‘Vaccinating 130 cr people with injectable Covaxin a challenge’


Krishna Ella

Hyderabad: Even as India’s first indigenous coronavirus vaccine Covaxin is entering its third phase of human trials, Bharat Biotech on Monday raised the logistical query on how to vaccinate 1.3 billion (130 crore) people with two injectable doses. Terming the exercise a challenge it also said that work was on single-dose nasal drop vaccine.

Bharat Biotech International Limited (BBIL) Chairman and Managing Director Krishna Ella said the company’s Bio-Safety Level 3 (BSL-3) facility currently has limited capacity but hoped to reach one billion (100 crore) doses by next year.

We have partnered with ICMR (Indian Council of Medical Research) for Covaxin and as we speak, we are entering phase III trials but I am not happy because it is a two-dose injectable vaccine. If we have to vaccinate 1.3 billion population with two dose vaccine, we need 2.6 billion (260 crore) syringes and needles, he said.

Ella was addressing Deccan Dialogue organised by the Indian School of Business (ISB) and supported by the Ministry of External Affairs (MEA) on ‘Crisis and cooperation: Imperative in the times of pandemic’.

We are working on another vaccine, a single dose nasal drop.
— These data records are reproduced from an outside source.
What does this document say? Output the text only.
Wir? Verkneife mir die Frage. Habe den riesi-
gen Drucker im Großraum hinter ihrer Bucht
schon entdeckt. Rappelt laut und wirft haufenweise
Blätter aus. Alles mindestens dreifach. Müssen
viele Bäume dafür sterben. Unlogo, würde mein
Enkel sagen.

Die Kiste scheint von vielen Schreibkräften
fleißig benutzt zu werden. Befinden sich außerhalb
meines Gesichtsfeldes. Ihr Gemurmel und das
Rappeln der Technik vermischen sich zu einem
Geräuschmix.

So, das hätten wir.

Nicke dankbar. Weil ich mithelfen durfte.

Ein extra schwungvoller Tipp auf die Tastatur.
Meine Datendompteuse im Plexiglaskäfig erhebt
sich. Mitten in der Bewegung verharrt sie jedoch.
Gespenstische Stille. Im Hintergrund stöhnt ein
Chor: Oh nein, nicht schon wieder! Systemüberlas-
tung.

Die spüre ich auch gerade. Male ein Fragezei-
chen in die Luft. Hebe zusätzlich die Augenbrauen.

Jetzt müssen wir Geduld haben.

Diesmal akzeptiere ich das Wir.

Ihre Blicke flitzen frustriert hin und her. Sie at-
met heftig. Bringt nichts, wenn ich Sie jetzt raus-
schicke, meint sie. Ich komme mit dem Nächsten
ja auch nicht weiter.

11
We have experience of making Rotavirus and Polio nasal drop vaccines. We can scale up to 1 billion doses and my feeling is that by next year we will reach there, he said.

The Hyderabad-headquartered vaccine maker announced in September that it is collaborating with the Washington University School of Medicine in St Louis, Missouri to manufacture a billion doses of a single-dose intranasal vaccine.

The challenge is to vaccinate 1.3 billion population. Six billion (600 crore) people in the developing world have to be vaccinated but the opportunity is if 20 per cent of them are vaccinated, I have done my job as a scientist. You partly need vaccine because there will be herd immunity, he added.